This “Unhealthy” Fat May Actually be Heart HealthyWhat do the World Health Organization, the European Food Safety Authority, the American Food and Drug Administration, and the British National Health Service have in common? this is not the first line of a riddle, by the way.

They all give incorrect dietary advice, many contemporary experts believe.

A large review of dozens of studies, just published in the British Medical Journal, concluded that one type of fat, long thought to be unhealthy, was actually not so.

When a different team of researchers proposed this conclusion after a similar-sized literature review in 2014, sparks flew in the medical community. It is now becoming one of the most fiercely debated issues around.

In August 2015, a group of Canadian academics published a massive review of previous studies on the heart health of saturated fat.

Altogether, the studies they surveyed had over 300,000 participants. They found that the majority of studies demonstrated no association between saturated fat and all of coronary heart disease, cardiovascular disease, ischemic stroke, and type 2 diabetes.

The review also concluded that people who consumed a lot of saturated fats were not more likely to die early than those who consumed little of it.

In other words, it seems as if consuming saturated fat from red meat, milk, cheese, egg yolks, coconut oil, and palm oil may not be harmful after all.
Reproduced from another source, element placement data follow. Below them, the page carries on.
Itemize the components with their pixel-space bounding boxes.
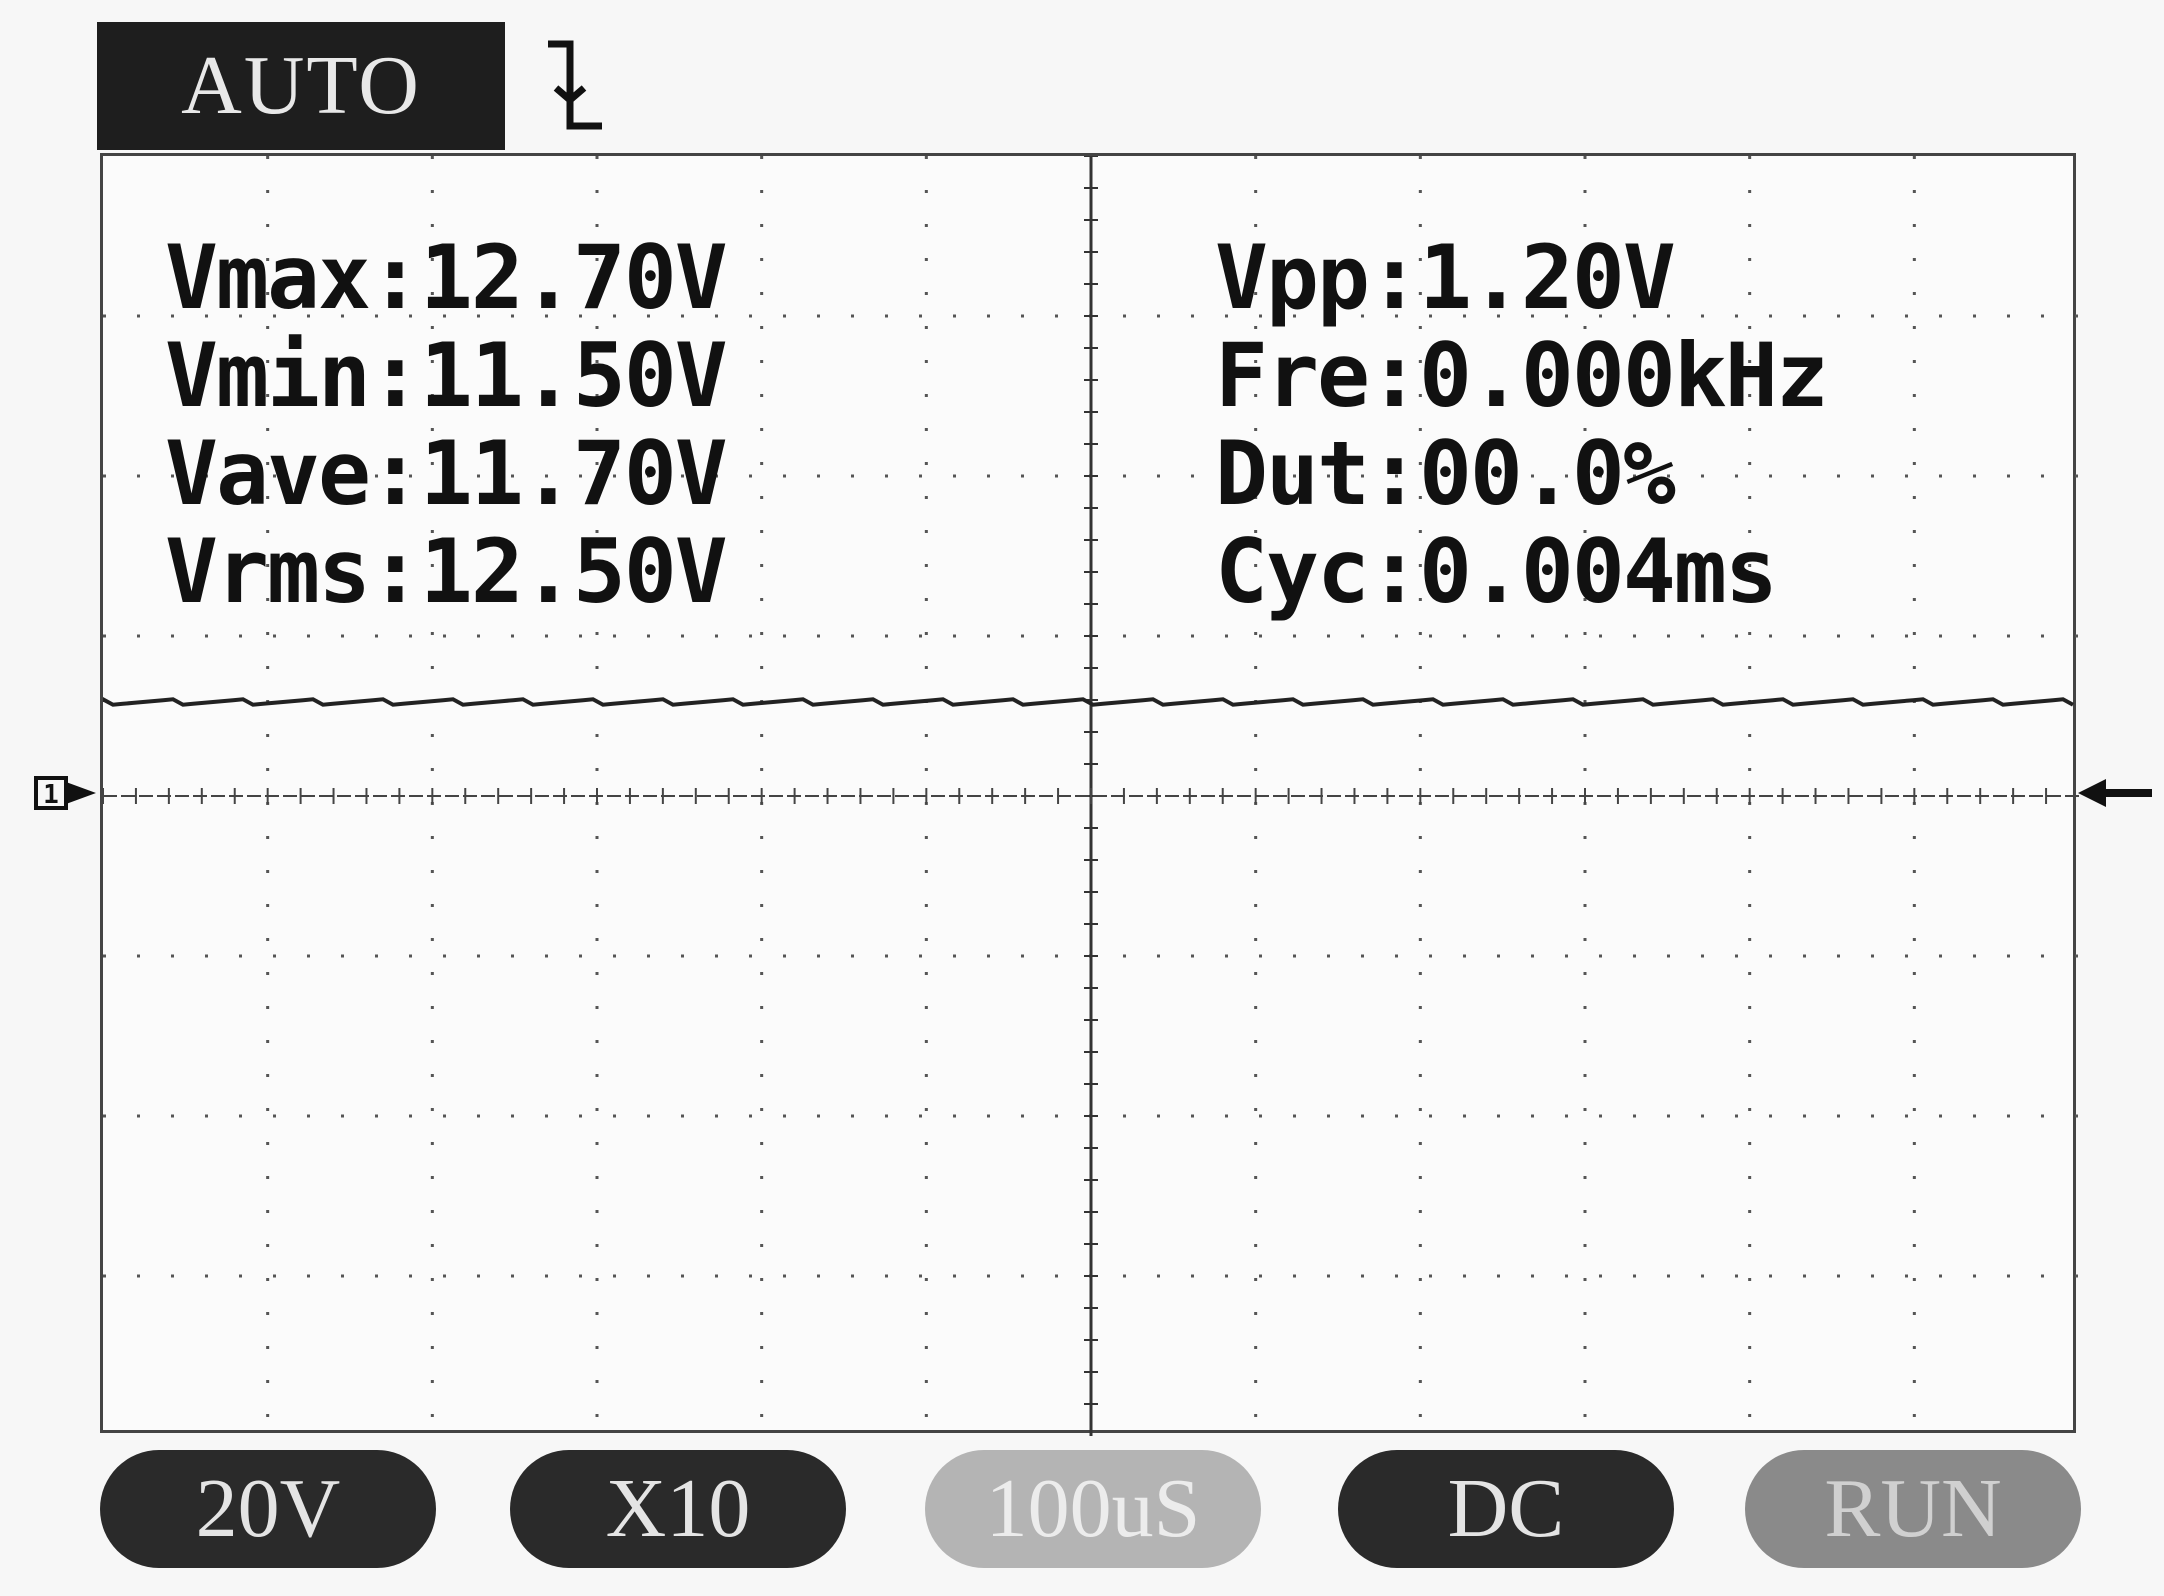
channel-1-label: 1 <box>43 780 59 810</box>
coupling-button[interactable]: DC <box>1338 1450 1674 1568</box>
vrms-label: Vrms <box>165 520 371 623</box>
cycle-value: 0.004ms <box>1418 520 1778 623</box>
cycle-label: Cyc <box>1215 520 1370 623</box>
channel-1-marker[interactable]: 1 <box>34 776 100 810</box>
vpp-value: 1.20V <box>1418 226 1676 329</box>
graticule-grid <box>103 156 2079 1436</box>
trigger-level-marker[interactable] <box>2076 776 2156 810</box>
volts-per-div-button[interactable]: 20V <box>100 1450 436 1568</box>
vmin-label: Vmin <box>165 324 371 427</box>
vmax-value: 12.70V <box>419 226 728 329</box>
frequency-label: Fre <box>1215 324 1370 427</box>
vave-readout: Vave:11.70V <box>165 422 728 525</box>
acquisition-mode-badge[interactable]: AUTO <box>97 22 505 150</box>
vrms-value: 12.50V <box>419 520 728 623</box>
waveform-display <box>100 153 2079 1436</box>
probe-attenuation-button[interactable]: X10 <box>510 1450 846 1568</box>
vave-label: Vave <box>165 422 371 525</box>
duty-value: 00.0% <box>1418 422 1676 525</box>
frequency-value: 0.000kHz <box>1418 324 1829 427</box>
duty-readout: Dut:00.0% <box>1215 422 1676 525</box>
duty-label: Dut <box>1215 422 1370 525</box>
vmax-readout: Vmax:12.70V <box>165 226 728 329</box>
vmax-label: Vmax <box>165 226 371 329</box>
vave-value: 11.70V <box>419 422 728 525</box>
vpp-label: Vpp <box>1215 226 1370 329</box>
frequency-readout: Fre:0.000kHz <box>1215 324 1829 427</box>
vrms-readout: Vrms:12.50V <box>165 520 728 623</box>
vpp-readout: Vpp:1.20V <box>1215 226 1676 329</box>
run-stop-button[interactable]: RUN <box>1745 1450 2081 1568</box>
falling-edge-trigger-icon <box>548 40 602 130</box>
time-per-div-button[interactable]: 100uS <box>925 1450 1261 1568</box>
cycle-readout: Cyc:0.004ms <box>1215 520 1778 623</box>
vmin-value: 11.50V <box>419 324 728 427</box>
channel-1-waveform <box>103 697 2074 707</box>
vmin-readout: Vmin:11.50V <box>165 324 728 427</box>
This is very different from the dietary guidelines with which most of us grew up. The food pyramid used by many governmental health authorities prescribes that we consume saturated fat in extremely small amounts, as it causes such serious cardiovascular consequences that can lead to death.

The Canadian researchers were cautious, however, noting that the studies they surveyed did differ, and that their scientific controls were not always appropriate to warrant strong conclusions.

In 2014, the Annals of Internal Medicine published an article that reached a similar conclusion, though. It was an even bigger literature review of studies with a total of almost 600,000 participants. It also concluded that most studies found no association between saturated fat and a range of cardiovascular diseases.

This study was strongly criticized by prominent academics at Harvard and Yale, among others, but its conclusion seems to have been confirmed now.

Scientists will still not be happy, however, as large reviews of dozens of scientific studies performed in 2011 and 2010 reached exactly the opposite conclusion than the 2014 and 2015 literature reviews.

So what is going on here? Why can scientists not agree?

There could be several reasons:

1. It is quite possible that different sources of saturated fat have different health profiles. For example, many studies show that milk is heart-healthier than red meat, and it seems to be the case that plant-sourced saturated fat like coconut oil are healthier than animal sources. As studies on the heart health of saturated fat normally group all these different sources together, their results will come out muddled, and different studies will reach different conclusions, depending on what sources of saturated fat they use. Organic grass-fed meat could also be healthier than antibiotic-filled, corn-fed meat.

2. It is genuinely a difficult subject to study. Researchers must trust that their study participants eat what they say they eat; they cannot exactly lock them up in a lab for years to ensure that they refrain from cheating.

3. If study participants are followed over a period of years to see whether cardiovascular diseases develop later, any of their other lifestyle habits can affect the study’s results; for example, the drugs they take, the amount of exercise they do, and so forth.

Everyone obviously has a major stake in the outcome. Meat eaters want saturated fat to be heart healthy, while vegans want it to be heart unhealthy. Ironically enough, many vegans with their high consumption of coconut oil also want saturated fat to be healthy, while governmental authorities who stand behind their dietary guidelines want it to be unhealthy.

As a result, this debate is likely to continue.

It is indisputable, however, that the latest studies are more positive about saturated fat than the earlier ones. So while you should certainly not rush out to replace your nuts, seeds, and vegetable oils with red meat and milk, it appears as if the massive crusade against saturated fat is, for the moment, over.

The best strategy is probably to maintain a balance between saturated and unsaturated fat, but until scientists settle the issue, we are on our own.